Hello everybody,
The attached patch allows gPodder to use the mimetype found in the episode's
feed to guess the file extension if none is found using the current method
(parsing the url).
This fixes an annoying bug with feeds that have urls that don't actually map
to real files. For instance, mininova.org urls look
like "http://mininova.org/get/123456". The filenames are tucked away in the
Content-Disposition http header (see RFC 1806) which makes it impossible for
gPodder to find out the filetype.
I added an extension() function to the libpodcasts.podcastItem class which
takes care of getting the file extension and I had to modify a bunch of the
code to adapt to this change. So testing and feedback would be greatly
appreciated.
Once the patch is applied gPodder should run exactly the same unless you are
subscribed to a feed with weird urls like the mininova ones mentioned above.
Thanks,
nick
Index: src/gpodder/libpodcasts.py
===================================================================
--- src/gpodder/libpodcasts.py (revision 743)
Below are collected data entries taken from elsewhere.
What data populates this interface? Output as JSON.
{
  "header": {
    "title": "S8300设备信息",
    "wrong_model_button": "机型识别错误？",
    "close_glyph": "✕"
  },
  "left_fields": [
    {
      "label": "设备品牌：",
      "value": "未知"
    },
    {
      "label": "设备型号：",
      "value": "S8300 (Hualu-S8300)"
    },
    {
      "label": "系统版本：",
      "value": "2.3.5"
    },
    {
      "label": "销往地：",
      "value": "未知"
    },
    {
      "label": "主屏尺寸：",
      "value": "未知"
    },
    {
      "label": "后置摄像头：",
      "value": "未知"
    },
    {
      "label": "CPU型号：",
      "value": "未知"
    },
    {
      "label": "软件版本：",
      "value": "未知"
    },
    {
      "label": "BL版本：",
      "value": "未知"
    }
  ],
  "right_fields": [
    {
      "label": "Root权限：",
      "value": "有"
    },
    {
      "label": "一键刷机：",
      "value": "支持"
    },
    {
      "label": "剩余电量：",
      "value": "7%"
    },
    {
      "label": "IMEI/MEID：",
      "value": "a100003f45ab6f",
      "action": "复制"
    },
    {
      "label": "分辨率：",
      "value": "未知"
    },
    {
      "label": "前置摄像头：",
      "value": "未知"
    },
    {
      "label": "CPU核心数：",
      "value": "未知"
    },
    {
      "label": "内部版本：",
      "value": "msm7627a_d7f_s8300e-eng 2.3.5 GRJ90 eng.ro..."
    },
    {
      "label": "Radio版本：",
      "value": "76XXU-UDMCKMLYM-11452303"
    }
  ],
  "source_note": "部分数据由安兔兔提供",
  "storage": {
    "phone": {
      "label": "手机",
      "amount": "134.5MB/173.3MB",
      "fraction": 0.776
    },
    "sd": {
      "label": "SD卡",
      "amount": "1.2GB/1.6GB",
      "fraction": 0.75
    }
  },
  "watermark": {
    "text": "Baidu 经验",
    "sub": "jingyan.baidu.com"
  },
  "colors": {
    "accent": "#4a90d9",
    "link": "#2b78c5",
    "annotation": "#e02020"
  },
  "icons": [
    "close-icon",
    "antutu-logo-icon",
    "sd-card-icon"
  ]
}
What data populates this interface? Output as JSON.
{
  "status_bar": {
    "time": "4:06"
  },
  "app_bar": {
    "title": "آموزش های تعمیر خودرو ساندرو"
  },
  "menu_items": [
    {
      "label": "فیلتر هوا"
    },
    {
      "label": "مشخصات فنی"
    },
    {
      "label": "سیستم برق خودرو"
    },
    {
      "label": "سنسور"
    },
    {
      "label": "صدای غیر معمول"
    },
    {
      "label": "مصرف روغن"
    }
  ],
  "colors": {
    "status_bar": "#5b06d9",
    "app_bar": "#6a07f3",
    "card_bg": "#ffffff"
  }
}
+++ src/gpodder/libpodcasts.py (working copy)
@@ -495,7 +495,7 @@
icon_size = 16
if os.path.exists( local_filename):
- file_type = util.file_type_by_extension( util.file_extension_from_url(url))
+ file_type = util.file_type_by_extension( model.get_value( iter, 9))
if file_type == 'audio':
status_icon = util.get_tree_icon(ICON_AUDIO_FILE, played, locked, self.icon_cache, icon_size)
elif file_type == 'video':
@@ -520,7 +520,9 @@
"""
Return a gtk.ListStore containing episodes for this channel
"""
- new_model = gtk.ListStore( gobject.TYPE_STRING, gobject.TYPE_STRING, gobject.TYPE_STRING, gobject.TYPE_BOOLEAN, gtk.gdk.Pixbuf, gobject.TYPE_STRING, gobject.TYPE_STRING, gobject.TYPE_STRING, gobject.TYPE_STRING)
+ new_model = gtk.ListStore( gobject.TYPE_STRING, gobject.TYPE_STRING, gobject.TYPE_STRING,
+ gobject.TYPE_BOOLEAN, gtk.gdk.Pixbuf, gobject.TYPE_STRING, gobject.TYPE_STRING,
+ gobject.TYPE_STRING, gobject.TYPE_STRING, gobject.TYPE_STRING)
new_episodes = self.get_new_episodes()
for item in self.get_all_episodes():
@@ -528,7 +530,8 @@
description = '%s\n<small>%s</small>' % (saxutils.escape(item.title), saxutils.escape(item.one_line_description()))
else:
description = saxutils.escape(item.title)
- new_iter = new_model.append((item.url, item.title, gl.format_filesize(item.length, 1), True, None, item.cute_pubdate(), description, item.description, item.local_filename()))
+ new_iter = new_model.append((item.url, item.title, gl.format_filesize(item.length, 1), True,
+ None, item.cute_pubdate(), description, item.description, item.local_filename(), item.extension()))
self.iter_set_downloading_columns( new_model, new_iter, new_episodes)
self.update_save_dir_size()
@@ -610,7 +613,9 @@
break
episode.url = util.normalize_feed_url( enclosure.get( 'href', ''))
elif hasattr(entry, 'link'):
- extension = util.file_extension_from_url(entry.link)
+ (filename, extension) = util.filename_from_url(entry.link)
+ if extension == '' and hasattr( entry, 'type'):
+ extension = util.extension_from_mimetype(e.type)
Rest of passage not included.